‘Cycle superhighway’ work set to start as row escalates
CS11 scheme splits opinion as opponents prepare legal challenge
22 June, 2018 — By Tom Foot
An illustration of how the ‘cycle superhighway’ could look
WORK to create a new “cycle superhighway” will start next month despite a legal challenge to the scheme being filed by campaigners and Westminster Council, according to the Mayor of London.
On Tuesday City Hall said it plans to press ahead with ripping up the Swiss Cottage gyratory as part of its CS11 in July.
“They are plans we are sticking to”, said an officer, who described the legal challenge as “disgraceful” and “political posturing”.
The CS11 project aims to create a safe cycling route by removing the one-way system at Swiss Cottage and reducing traffic on the Outer Circle of Regent’s Park.
Resident groups in St John’s Wood have warned that traffic will be forced off Finchley Road into quiet back streets.

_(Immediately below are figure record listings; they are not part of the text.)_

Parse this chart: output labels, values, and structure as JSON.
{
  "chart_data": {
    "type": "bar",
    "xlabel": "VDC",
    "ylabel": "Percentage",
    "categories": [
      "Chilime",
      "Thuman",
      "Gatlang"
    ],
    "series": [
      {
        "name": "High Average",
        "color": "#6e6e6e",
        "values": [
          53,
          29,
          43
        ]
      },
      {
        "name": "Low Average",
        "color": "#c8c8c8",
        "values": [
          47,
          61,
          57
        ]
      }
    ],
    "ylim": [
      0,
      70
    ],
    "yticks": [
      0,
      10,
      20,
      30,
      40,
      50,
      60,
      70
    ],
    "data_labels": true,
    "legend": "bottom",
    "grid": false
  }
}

There is also an ongoing row about whether entrance “gates” to Regent’s Park should be shut to road vehicles. Westminster Council said it has been left with “no choice” but to file a judicial review in the High Court.
It argues no work should start until the Regent’s Park gate dispute is resolved and it has received “assurances” about displaced traffic.
There have been two years of protests about CS11 from resident groups but the scheme is widely backed by cyclists and environmentalists.
A statement from the Conservative-run council added: “As [Transport for London] is starting to proceed with the Swiss Cottage section, without our support for the scheme as a whole, we have been left with no choice but to back our residents and to legally challenge the scheme.”
The council is backing the challenge put forward by lawyer Jessica Learmond-Criqui. She had sent a “letter before action” to the Mayor of London and TfL.
Westminster Council said its challenge is based on “misleading assessments” about how the disruption will be handled and the benefits of the changes, and that there has been a failure to consider the Equality Act.
The council and TfL are at war after the local authority backed out of the mayor’s flagship Oxford Street pedestrianisation plan.
A joint statement from the London Cycling Campaign and Living Streets groups said: “By its actions, Westminster Council is putting people needlessly at risk of harm for purely political reasons. We urge it to put people’s safety first and stop attempting to wreck efforts to reduce the number of people killed or seriously injured on London’s roads.”
The Mayor’s Office said: “The fact that Westminster councillors are now trying to stop a new cycle route being built, just weeks after pulling the plug on Oxford Street improvements, is disgraceful. The idea that Westminster Council think they can hold the rest of London to ransom is totally unacceptable. Both of these schemes have significant public support.
“They will make a real difference to making London’s streets safer and cleaner and they shouldn’t be held up by petty political posturing.”